El Tribunal Supremo recuerda que la fuerza empleada por el sujeto activo del delito de coacciones no sólo comprende los casos de violencia física como tal, sino que incluye cualquier ataque a la voluntad de la víctima, pues con ello también se limita su libertad. Y en este sentido, el concepto de violencia ha sido interpretado para incluir también la intimidación e incluso la fuerza en las cosas, siempre que repercuta en la libertad de la persona para el pacífico disfrute de sus derechos
La sentencia entiende que el corte del suministro eléctrico constituye una modalidad de fuerza en las cosas al privar al ocupante legítimo de un servicio esencial para compelerle a actuar contra su voluntad, sin que el hecho de que el contrato de suministro estuviera formalmente a nombre de la persona condenada legitime esa actuación.

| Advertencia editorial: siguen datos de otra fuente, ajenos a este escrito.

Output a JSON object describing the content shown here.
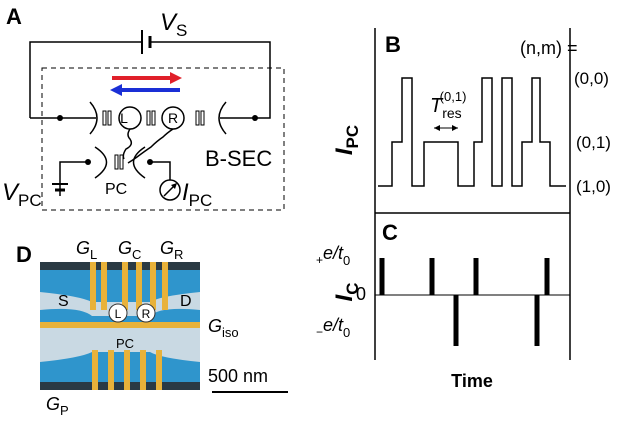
{
  "panel_a": {
    "label": "A",
    "source_voltage": {
      "main": "V",
      "sub": "S"
    },
    "dots": [
      "L",
      "R"
    ],
    "point_contact": "PC",
    "device": "B-SEC",
    "pc_voltage": {
      "main": "V",
      "sub": "PC"
    },
    "pc_current": {
      "main": "I",
      "sub": "PC"
    }
  },
  "panel_b": {
    "label": "B",
    "y_label": {
      "main": "I",
      "sub": "PC"
    },
    "state_header": "(n,m) =",
    "states": [
      "(0,0)",
      "(0,1)",
      "(1,0)"
    ],
    "residence": {
      "main": "T",
      "sub": "res",
      "sup": "(0,1)"
    }
  },
  "panel_c": {
    "label": "C",
    "y_label": {
      "main": "I",
      "sub": "C"
    },
    "plus_tick": {
      "sign": "+",
      "main": "e/t",
      "sub": "0"
    },
    "zero_tick": "0",
    "minus_tick": {
      "sign": "−",
      "main": "e/t",
      "sub": "0"
    },
    "x_label": "Time"
  },
  "panel_d": {
    "label": "D",
    "gates": [
      {
        "main": "G",
        "sub": "L"
      },
      {
        "main": "G",
        "sub": "C"
      },
      {
        "main": "G",
        "sub": "R"
      }
    ],
    "source": "S",
    "drain": "D",
    "dots": [
      "L",
      "R"
    ],
    "point_contact": "PC",
    "iso_gate": {
      "main": "G",
      "sub": "iso"
    },
    "scale": "500 nm",
    "pc_gate": {
      "main": "G",
      "sub": "P"
    }
  }
}
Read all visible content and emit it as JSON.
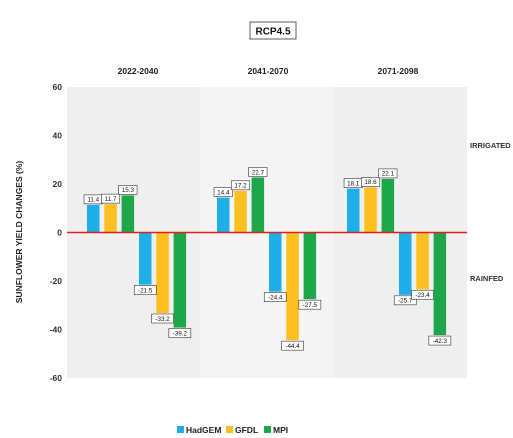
{
  "chart_data": {
    "type": "bar",
    "title": "RCP4.5",
    "ylabel": "SUNFLOWER YIELD CHANGES (%)",
    "xlabel": "",
    "ylim": [
      -60,
      60
    ],
    "yticks": [
      -60,
      -40,
      -20,
      0,
      20,
      40,
      60
    ],
    "grid": false,
    "legend_position": "bottom",
    "periods": [
      "2022-2040",
      "2041-2070",
      "2071-2098"
    ],
    "groups": [
      "IRRIGATED",
      "RAINFED"
    ],
    "series": [
      {
        "name": "HadGEM",
        "color": "#1eaee8",
        "irrigated": [
          11.4,
          14.4,
          18.1
        ],
        "rainfed": [
          -21.5,
          -24.4,
          -25.7
        ]
      },
      {
        "name": "GFDL",
        "color": "#fbc020",
        "irrigated": [
          11.7,
          17.2,
          18.6
        ],
        "rainfed": [
          -33.2,
          -44.4,
          -23.4
        ]
      },
      {
        "name": "MPI",
        "color": "#1ea64a",
        "irrigated": [
          15.3,
          22.7,
          22.1
        ],
        "rainfed": [
          -39.2,
          -27.5,
          -42.3
        ]
      }
    ],
    "zero_line_color": "#e02020"
  }
}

No obstante, el propio Tribunal Supremo señala que este criterio no tiene por qué ser trasladable de manera automática a todos los supuestos de corte de suministros de un inmueble, sean cuales sean las circunstancias concurrentes, sino que la conclusión sería distinta en otros supuestos consistentes en ordenar la baja o en cesar en el abono de los suministros de un inmueble (en propiedad exclusiva o copropiedad) disfrutado por un tercero.
Para la sentencia no es equiparable que el corte afecte a una persona que goza de un título legítimo de acceso y disfrute de la posesión del bien, al menos aparente o en disputa, que aquellos casos en los que el corte afecta a quien sin ostentar derecho ni título alguno que le ampare (por ejemplo, porque ha usurpado el bien), pretende un aprovechamiento de un bien ajeno.
En tales casos, las circunstancias que concurren en la conducta del titular de la finca (en régimen de propiedad o cualquier otro título que habilite su uso) conducente a no mantener el alta de los suministros o su abono, suponen que a conducta no constituye el delito de coacciones, ya que:
a.- este delito exige que la actuación se realice “sin estar autorizado”.
b.- porque supondría imponer una obligación de preservar los suministros de dicho inmueble en provecho de personas que acceden al mismo forma ilegítima.
c.- porque a la ocupación ilegal del inmueble se sumaría el beneficio que supone disfrutar de sus servicios.